16. En conséquence, l’Assemblée recommande au Comité des Ministres:
16.1. de considérer la défense de la liberté d’expression et d’information dans les pays membres et candidats comme une priorité;
16.2. de mettre en place de toute urgence une méthode plus efficace pour défendre la liberté d’expression et d’information en Europe, qui associe tous les secteurs de l’organisation concernés par cette question et lui permette d’accentuer la pression sur les gouvernements;
16.3. de rendre publics les résultats de sa procédure de suivi concernant la liberté d’expression personnelle et éditoriale, de formuler, à la lumière de ces résultats, des recommandations concrètes à l’intention des différents États membres et de faire obligation à ces États de rendre publiquement des comptes sur la mise en œuvre de ces recommandations;
16.4. de faire en sorte que l’expertise apportée par le Conseil de l’Europe dans le domaine de la législation relative aux médias soit dûment prise en compte par les États membres, en particulier pour les mesures visant à contrecarrer les tentatives de mainmise politique sur les médias;
16.5. de charger ses organes compétents d’intensifier leur travail sur les défis à la liberté d’expression et d’information, et sur le pluralisme et la diversité des médias résultant de la mondialisation et du développement accru de la société de l’information;
16.6. d’intensifier le débat public au sein de ses organes spécialisés sur les changements et les améliorations nécessaires dans le domaine de la liberté d’expression et d’information dans les pays membres;
16.7. d’allouer les moyens nécessaires à la mise en œuvre de programmes d’assistance et de faire prendre conscience aux gouvernements de la nécessité pressante d’offrir des contributions volontaires;
16.8. d’assurer la coordination et la complémentarité des activités susmentionnées avec celles des autres institutions internationales, en particulier le Représentant de l’OSCE pour la liberté des médias, l’Union européenne et l’Unesco, ainsi que des ONG s’occupant de liberté de la presse et des associations de journalisme et syndicats compétents.

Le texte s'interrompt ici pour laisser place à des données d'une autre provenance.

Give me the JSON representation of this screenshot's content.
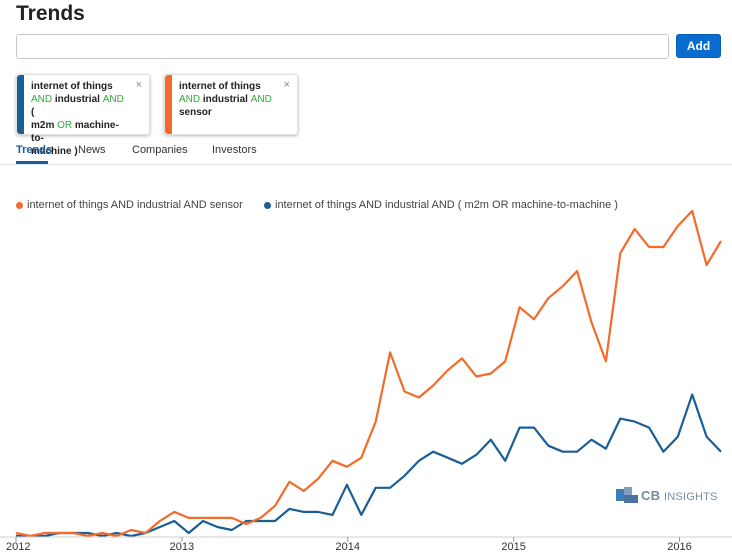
{
  "header": {
    "title": "Trends"
  },
  "search": {
    "value": "",
    "placeholder": "",
    "add_label": "Add"
  },
  "chips": [
    {
      "color": "#1a5e98",
      "lines": [
        [
          {
            "t": "internet of things",
            "op": false
          }
        ],
        [
          {
            "t": "AND",
            "op": true
          },
          {
            "t": " industrial ",
            "op": false
          },
          {
            "t": "AND",
            "op": true
          },
          {
            "t": " (",
            "op": false
          }
        ],
        [
          {
            "t": "m2m ",
            "op": false
          },
          {
            "t": "OR",
            "op": true
          },
          {
            "t": " machine-to-",
            "op": false
          }
        ],
        [
          {
            "t": "machine )",
            "op": false
          }
        ]
      ],
      "close": "×"
    },
    {
      "color": "#f26b2a",
      "lines": [
        [
          {
            "t": "internet of things",
            "op": false
          }
        ],
        [
          {
            "t": "AND",
            "op": true
          },
          {
            "t": " industrial ",
            "op": false
          },
          {
            "t": "AND",
            "op": true
          }
        ],
        [
          {
            "t": "sensor",
            "op": false
          }
        ]
      ],
      "close": "×"
    }
  ],
  "tabs": [
    {
      "label": "Trends",
      "active": true
    },
    {
      "label": "News",
      "active": false
    },
    {
      "label": "Companies",
      "active": false
    },
    {
      "label": "Investors",
      "active": false
    }
  ],
  "watermark": {
    "brand": "CB",
    "text": "INSIGHTS"
  },
  "chart_data": {
    "type": "line",
    "x_tick_labels": [
      "2012",
      "2013",
      "2014",
      "2015",
      "2016"
    ],
    "x_range": [
      2012.0,
      2016.25
    ],
    "ylim": [
      0,
      100
    ],
    "grid": false,
    "legend_position": "top-left",
    "series": [
      {
        "name": "internet of things AND industrial AND sensor",
        "color": "#f26b2a",
        "values": [
          1,
          0,
          1,
          1,
          1,
          0,
          1,
          0,
          2,
          1,
          5,
          8,
          6,
          6,
          6,
          6,
          4,
          6,
          10,
          18,
          15,
          19,
          25,
          23,
          26,
          38,
          61,
          48,
          46,
          50,
          55,
          59,
          53,
          54,
          58,
          76,
          72,
          79,
          83,
          88,
          71,
          58,
          94,
          102,
          96,
          96,
          103,
          108,
          90,
          98
        ]
      },
      {
        "name": "internet of things AND industrial AND ( m2m OR machine-to-machine )",
        "color": "#1a5e98",
        "values": [
          0,
          0,
          0,
          1,
          1,
          1,
          0,
          1,
          0,
          1,
          3,
          5,
          1,
          5,
          3,
          2,
          5,
          5,
          5,
          9,
          8,
          8,
          7,
          17,
          7,
          16,
          16,
          20,
          25,
          28,
          26,
          24,
          27,
          32,
          25,
          36,
          36,
          30,
          28,
          28,
          32,
          29,
          39,
          38,
          36,
          28,
          33,
          47,
          33,
          28
        ]
      }
    ]
  }
}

17. L’Assemblée estime nécessaire que la commission de suivi porte une attention toute spéciale à la liberté d’expression et des moyens de communication de masse dans les États membres du Conseil de l’Europe pendant les procédures de suivi.
18. L’Assemblée se félicite de la décision de sa commission de la culture, de la science et de l’éducation de désigner un rapporteur général sur les médias et demande au Comité des Ministres et au Secrétaire Général d’apporter leur soutien à ce dernier, notamment sur le plan de l’information et de l’assistance du secrétariat.